Today a friend of my daughters stopped by to pick something up and he asked about my husband - more specifically he asked about depression. He talked about noticing that he had ups and downs and wondered what constituted depression. I shared what I know about it and that although ups and downs are normal given his families history I would just watch that neither end is too dramatic.
It seems that because I have been honest about depression and how it effects a family I have had lots of people share with me their story or ask questions. I am not an expert - I only know what it feels like to be the family member. My mom was bipolar, my sister has tried to commit suicide and my husband has depression. I have seen the gamut of reactions to the illness, the drugs, and therapy. Good and bad.
Because of this I have been doing some reading about what it is like for the spouse or family member and I found this: "When husbands have depression, it can tear apart their marriage and
family. Wives may take over and hope the problem will go away, or on
the opposite end, withdraw, feeling betrayed and angry. More often,
they alternate back and forth between these behaviors and emotions.
Fifty percent of wives caring for a depressed husband will develop
depression themselves."
I found the description of alternating back and forth from helpfulness to despair to be so accurate. I had never seen myself so adequately described. I had thought that I had been handling our lives and his depression in some special way only to find out that I am just like everyone else.
The truth is that depression or mental illness in a family is extremely difficult. That commercial where it says it hurts everyone is pretty accurate. What really hurts is when the depressed person isn't seeking treatment.

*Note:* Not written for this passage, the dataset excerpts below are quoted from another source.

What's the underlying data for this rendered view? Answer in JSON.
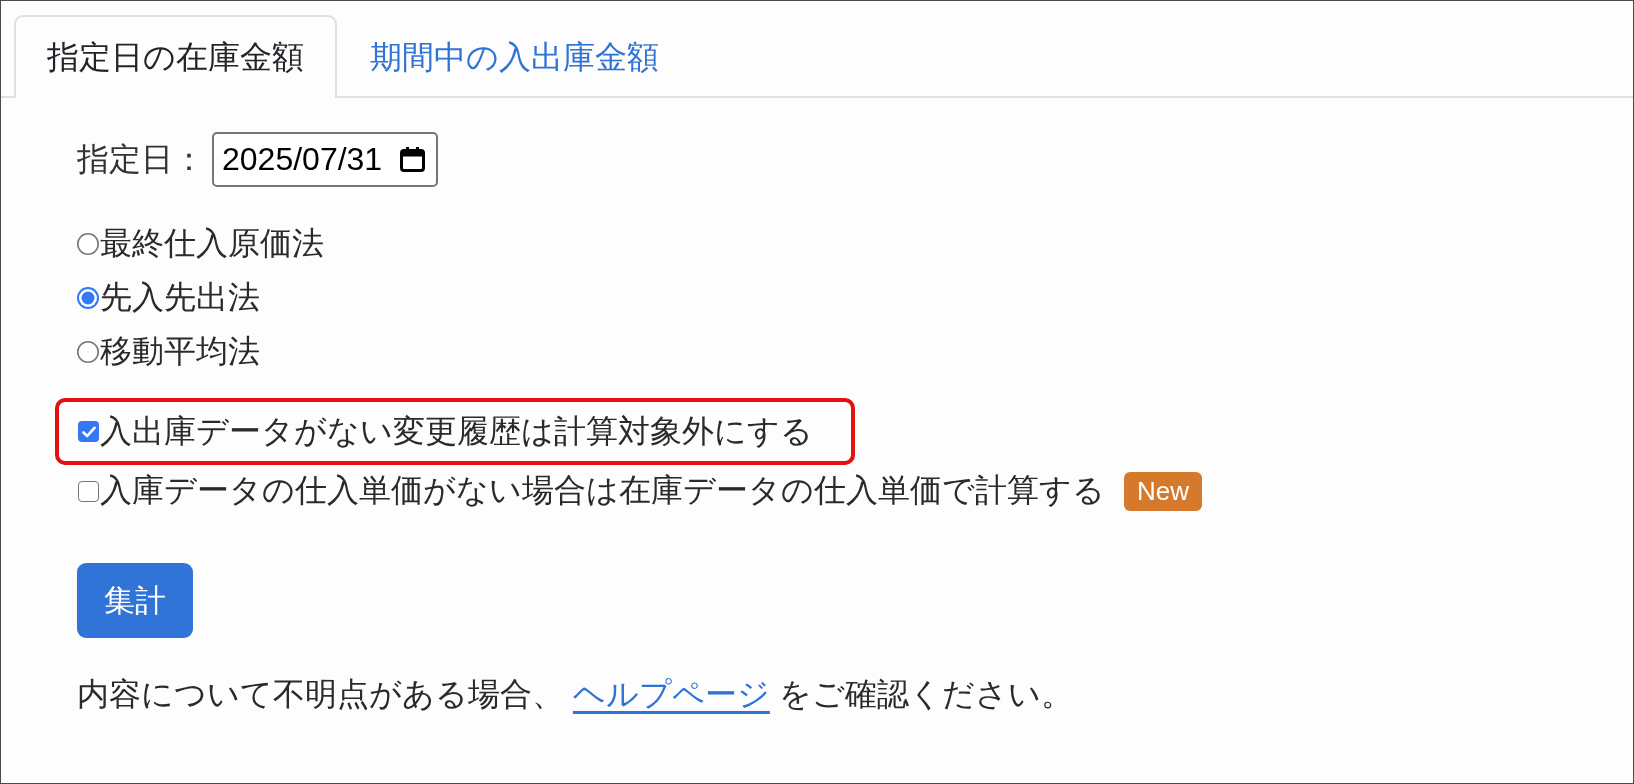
{
  "tabs": [
    {
      "label": "指定日の在庫金額",
      "selected": true
    },
    {
      "label": "期間中の入出庫金額",
      "selected": false
    }
  ],
  "date_field": {
    "label": "指定日：",
    "value": "2025/07/31"
  },
  "methods": [
    {
      "label": "最終仕入原価法",
      "selected": false
    },
    {
      "label": "先入先出法",
      "selected": true
    },
    {
      "label": "移動平均法",
      "selected": false
    }
  ],
  "options": [
    {
      "label": "入出庫データがない変更履歴は計算対象外にする",
      "checked": true,
      "highlighted": true
    },
    {
      "label": "入庫データの仕入単価がない場合は在庫データの仕入単価で計算する",
      "checked": false,
      "highlighted": false,
      "badge": "New"
    }
  ],
  "submit_button": "集計",
  "help": {
    "before": "内容について不明点がある場合、",
    "link": "ヘルプページ",
    "after": "をご確認ください。"
  }
}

What I recommend is that the person get treated AND the family. It isn't a one person thing - everyone has feelings about it and needs to work through those. The current treatment is to treat the patient, but I HIGHLY recommend that the family seek treatment too - you have a lot of feelings surrounding this and working with a therapist can help.
The other thing - talk about it. Depression isn't scary, you can't catch it, and it only helps to be honest about it. I have to say the more honest I have been the more people have been able to reach out about their own issues. If we can help people out isn't that a good thing?